Pressing Ctrl - C in the terminal sends all processes associated with this tty with a SIGINT signal. The Python process catches this Unix signal and translates it into throwing a KeyboardInterrupt exception. In a streaming application (I'm not sure that async stuff uses internal streams, but this is very similar to what it does), as a rule, only one stream (main stream) receives this signal and thus reacts in this way. If it is not prepared specifically for this situation, it will end due to an exception.

The threading manager will then wait for the remaining threads of the supported threads to complete before the Unix process completes with the exit code. This can take quite some time.

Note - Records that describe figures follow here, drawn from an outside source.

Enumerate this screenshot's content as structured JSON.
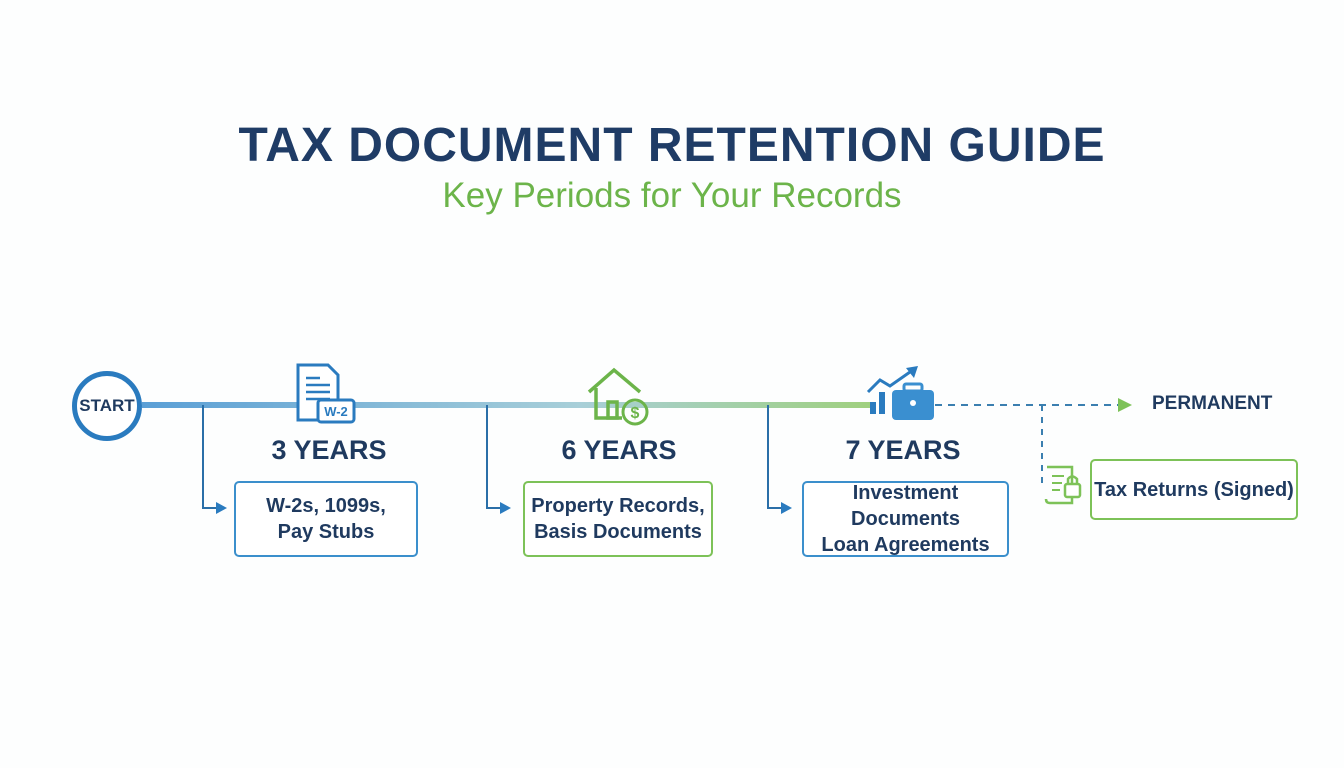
{
  "header": {
    "title": "TAX DOCUMENT RETENTION GUIDE",
    "subtitle": "Key Periods for Your Records"
  },
  "timeline": {
    "start_label": "START",
    "colors": {
      "blue": "#2a7bbf",
      "green": "#7dc258",
      "navy": "#1f3a5f"
    },
    "stages": [
      {
        "period": "3 YEARS",
        "documents": "W-2s, 1099s,\nPay Stubs",
        "icon": "w2-document-icon",
        "icon_text": "W-2"
      },
      {
        "period": "6 YEARS",
        "documents": "Property Records,\nBasis Documents",
        "icon": "house-dollar-icon"
      },
      {
        "period": "7 YEARS",
        "documents": "Investment Documents\nLoan Agreements",
        "icon": "briefcase-chart-icon"
      }
    ],
    "permanent": {
      "period": "PERMANENT",
      "documents": "Tax Returns (Signed)",
      "icon": "scroll-lock-icon"
    }
  }
}
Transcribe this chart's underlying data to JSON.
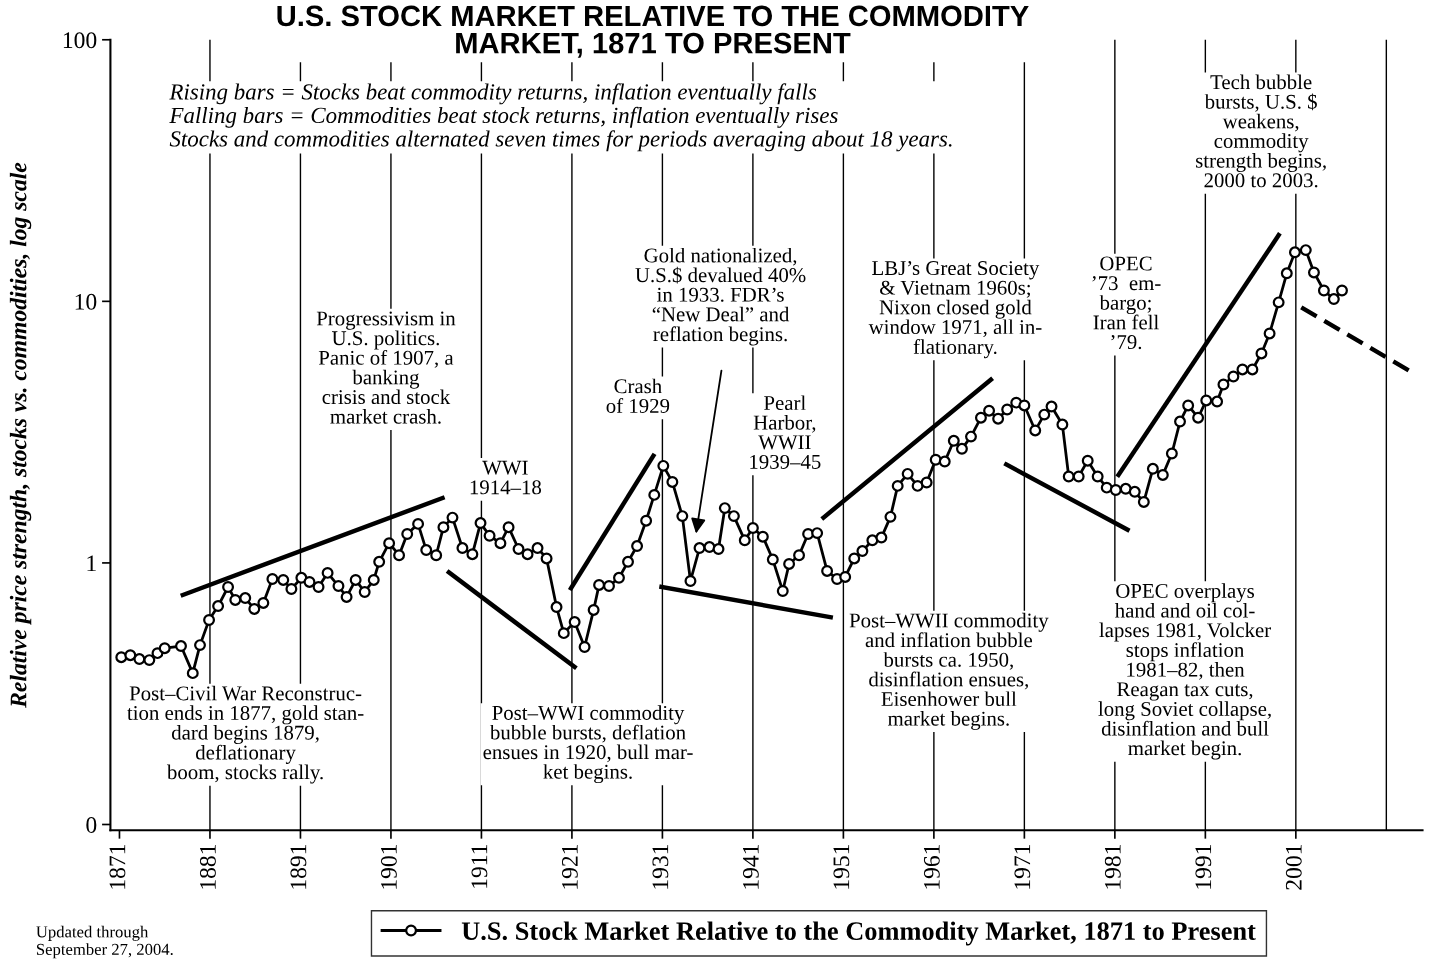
{
  "chart_data": {
    "type": "line",
    "title": "U.S. STOCK MARKET RELATIVE TO THE COMMODITY\nMARKET, 1871 TO PRESENT",
    "subtitle": "Rising bars = Stocks beat commodity returns, inflation eventually falls\nFalling bars = Commodities beat stock returns, inflation eventually rises\nStocks and commodities alternated seven times for periods averaging about 18 years.",
    "ylabel": "Relative price strength, stocks vs. commodities, log scale",
    "log": true,
    "xlim": [
      1870,
      2015
    ],
    "ylim": [
      0.095,
      100
    ],
    "xticks": [
      1871,
      1881,
      1891,
      1901,
      1911,
      1921,
      1931,
      1941,
      1951,
      1961,
      1971,
      1981,
      1991,
      2001
    ],
    "yticks": [
      {
        "value": 0.1,
        "label": "0"
      },
      1,
      10,
      100
    ],
    "grid": false,
    "legend": "bottom",
    "series": [
      {
        "name": "U.S. Stock Market Relative to the Commodity Market, 1871 to Present",
        "color": "#000000",
        "marker": "circle",
        "line_style": "solid",
        "x": [
          1871.2,
          1872.2,
          1873.2,
          1874.3,
          1875.2,
          1876.0,
          1877.8,
          1879.1,
          1879.9,
          1880.9,
          1881.9,
          1883.0,
          1883.8,
          1884.9,
          1885.9,
          1886.9,
          1887.9,
          1889.1,
          1890.0,
          1891.1,
          1892.0,
          1893.0,
          1894.0,
          1895.2,
          1896.1,
          1897.1,
          1898.1,
          1899.1,
          1899.7,
          1900.8,
          1901.9,
          1902.8,
          1904.0,
          1904.9,
          1906.0,
          1906.8,
          1907.8,
          1908.9,
          1910.0,
          1910.9,
          1911.9,
          1913.1,
          1914.0,
          1915.1,
          1916.1,
          1917.2,
          1918.2,
          1919.3,
          1920.1,
          1921.3,
          1922.4,
          1923.4,
          1924.0,
          1925.1,
          1926.2,
          1927.2,
          1928.2,
          1929.2,
          1930.1,
          1931.1,
          1932.1,
          1933.2,
          1934.1,
          1935.1,
          1936.2,
          1937.2,
          1937.9,
          1938.9,
          1940.1,
          1941.0,
          1942.1,
          1943.2,
          1944.3,
          1945.0,
          1946.1,
          1947.1,
          1948.1,
          1949.2,
          1950.3,
          1951.2,
          1952.2,
          1953.1,
          1954.2,
          1955.2,
          1956.2,
          1957.0,
          1958.1,
          1959.2,
          1960.2,
          1961.2,
          1962.2,
          1963.2,
          1964.1,
          1965.1,
          1966.2,
          1967.1,
          1968.1,
          1969.1,
          1970.1,
          1971.0,
          1972.2,
          1973.2,
          1974.0,
          1975.2,
          1975.9,
          1977.0,
          1978.0,
          1979.1,
          1980.1,
          1981.1,
          1982.2,
          1983.2,
          1984.2,
          1985.2,
          1986.3,
          1987.3,
          1988.2,
          1989.1,
          1990.2,
          1991.1,
          1992.3,
          1993.0,
          1994.1,
          1995.1,
          1996.2,
          1997.2,
          1998.1,
          1999.1,
          2000.0,
          2000.9,
          2002.1,
          2003.0,
          2004.1,
          2005.2,
          2006.1
        ],
        "values": [
          0.436,
          0.444,
          0.429,
          0.425,
          0.452,
          0.472,
          0.481,
          0.379,
          0.485,
          0.605,
          0.684,
          0.809,
          0.722,
          0.734,
          0.667,
          0.703,
          0.868,
          0.861,
          0.795,
          0.877,
          0.846,
          0.809,
          0.916,
          0.816,
          0.741,
          0.861,
          0.774,
          0.861,
          1.01,
          1.19,
          1.07,
          1.29,
          1.41,
          1.12,
          1.07,
          1.37,
          1.49,
          1.14,
          1.08,
          1.42,
          1.27,
          1.19,
          1.37,
          1.13,
          1.08,
          1.14,
          1.04,
          0.678,
          0.539,
          0.594,
          0.477,
          0.661,
          0.824,
          0.816,
          0.877,
          1.01,
          1.16,
          1.45,
          1.82,
          2.35,
          2.04,
          1.51,
          0.853,
          1.14,
          1.15,
          1.13,
          1.62,
          1.51,
          1.22,
          1.36,
          1.26,
          1.03,
          0.781,
          0.991,
          1.07,
          1.29,
          1.3,
          0.932,
          0.868,
          0.884,
          1.04,
          1.11,
          1.22,
          1.25,
          1.5,
          1.97,
          2.19,
          1.97,
          2.03,
          2.48,
          2.44,
          2.93,
          2.73,
          3.04,
          3.59,
          3.82,
          3.56,
          3.86,
          4.1,
          4.0,
          3.21,
          3.69,
          3.96,
          3.38,
          2.14,
          2.14,
          2.46,
          2.14,
          1.94,
          1.9,
          1.92,
          1.87,
          1.71,
          2.29,
          2.17,
          2.62,
          3.47,
          4.0,
          3.59,
          4.18,
          4.14,
          4.81,
          5.16,
          5.49,
          5.49,
          6.32,
          7.54,
          9.91,
          12.8,
          15.4,
          15.7,
          12.9,
          11.0,
          10.2,
          11.0
        ]
      },
      {
        "type": "line",
        "color": "#000000",
        "marker": "none",
        "line_style": "solid",
        "x": [
          1878.0,
          1906.7
        ],
        "values": [
          0.754,
          1.77
        ]
      },
      {
        "type": "line",
        "color": "#000000",
        "marker": "none",
        "line_style": "solid",
        "x": [
          1907.4,
          1921.3
        ],
        "values": [
          0.92,
          0.4
        ]
      },
      {
        "type": "line",
        "color": "#000000",
        "marker": "none",
        "line_style": "solid",
        "x": [
          1920.9,
          1930.0
        ],
        "values": [
          0.8,
          2.57
        ]
      },
      {
        "type": "line",
        "color": "#000000",
        "marker": "none",
        "line_style": "solid",
        "x": [
          1930.9,
          1949.6
        ],
        "values": [
          0.81,
          0.62
        ]
      },
      {
        "type": "line",
        "color": "#000000",
        "marker": "none",
        "line_style": "solid",
        "x": [
          1948.8,
          1967.3
        ],
        "values": [
          1.49,
          5.02
        ]
      },
      {
        "type": "line",
        "color": "#000000",
        "marker": "none",
        "line_style": "solid",
        "x": [
          1969.0,
          1982.4
        ],
        "values": [
          2.38,
          1.34
        ]
      },
      {
        "type": "line",
        "color": "#000000",
        "marker": "none",
        "line_style": "solid",
        "x": [
          1981.4,
          1999.1
        ],
        "values": [
          2.17,
          17.9
        ]
      },
      {
        "type": "line",
        "color": "#000000",
        "marker": "none",
        "line_style": "dashed",
        "x": [
          2001.6,
          2013.7
        ],
        "values": [
          9.48,
          5.39
        ]
      }
    ],
    "ref_lines": [
      {
        "axis": "x",
        "value": 1881
      },
      {
        "axis": "x",
        "value": 1891
      },
      {
        "axis": "x",
        "value": 1901
      },
      {
        "axis": "x",
        "value": 1911
      },
      {
        "axis": "x",
        "value": 1921
      },
      {
        "axis": "x",
        "value": 1931
      },
      {
        "axis": "x",
        "value": 1941
      },
      {
        "axis": "x",
        "value": 1951
      },
      {
        "axis": "x",
        "value": 1961
      },
      {
        "axis": "x",
        "value": 1971
      },
      {
        "axis": "x",
        "value": 1981
      },
      {
        "axis": "x",
        "value": 1991
      },
      {
        "axis": "x",
        "value": 2001
      },
      {
        "axis": "x",
        "value": 2011
      }
    ],
    "annotations": [
      "Post–Civil War Reconstruc-\ntion ends in 1877, gold stan-\ndard begins 1879,\ndeflationary\nboom, stocks rally.",
      "Progressivism in\nU.S. politics.\nPanic of 1907, a\nbanking\ncrisis and stock\nmarket crash.",
      "WWI\n1914–18",
      "Post–WWI commodity\nbubble bursts, deflation\nensues in 1920, bull mar-\nket begins.",
      "Crash\nof 1929",
      "Gold nationalized,\nU.S.$ devalued 40%\nin 1933. FDR’s\n“New Deal” and\nreflation begins.",
      "Pearl\nHarbor,\nWWII\n1939–45",
      "LBJ’s Great Society\n& Vietnam 1960s;\nNixon closed gold\nwindow 1971, all in-\nflationary.",
      "OPEC\n’73  em-\nbargo;\nIran fell\n’79.",
      "Tech bubble\nbursts, U.S. $\nweakens,\ncommodity\nstrength begins,\n2000 to 2003.",
      "Post–WWII commodity\nand inflation bubble\nbursts ca. 1950,\ndisinflation ensues,\nEisenhower bull\nmarket begins.",
      "OPEC overplays\nhand and oil col-\nlapses 1981, Volcker\nstops inflation\n1981–82, then\nReagan tax cuts,\nlong Soviet collapse,\ndisinflation and bull\nmarket begin.",
      "Updated through\nSeptember 27, 2004."
    ]
  }
}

See this question about killing fellow travelers and why this is not possible at all.

What you want to do, I believe, immediately destroys your process, killing all threads in one step.

The easiest way to achieve this is to press Ctrl - \ . This will send SIGQUIT instead of SIGINT , which typically affects other threads and causes them to terminate.

If this is not enough (because for some reason you need to respond correctly to Ctrl - C ), you can send yourself a signal:

 import os, signal os.kill(os.getpid(), signal.SIGQUIT) 

This should interrupt all current threads unless they especially catch SIGQUIT , in which case you can still use SIGKILL to perform a hard kill on them. However, this prevents them from reacting and can lead to problems.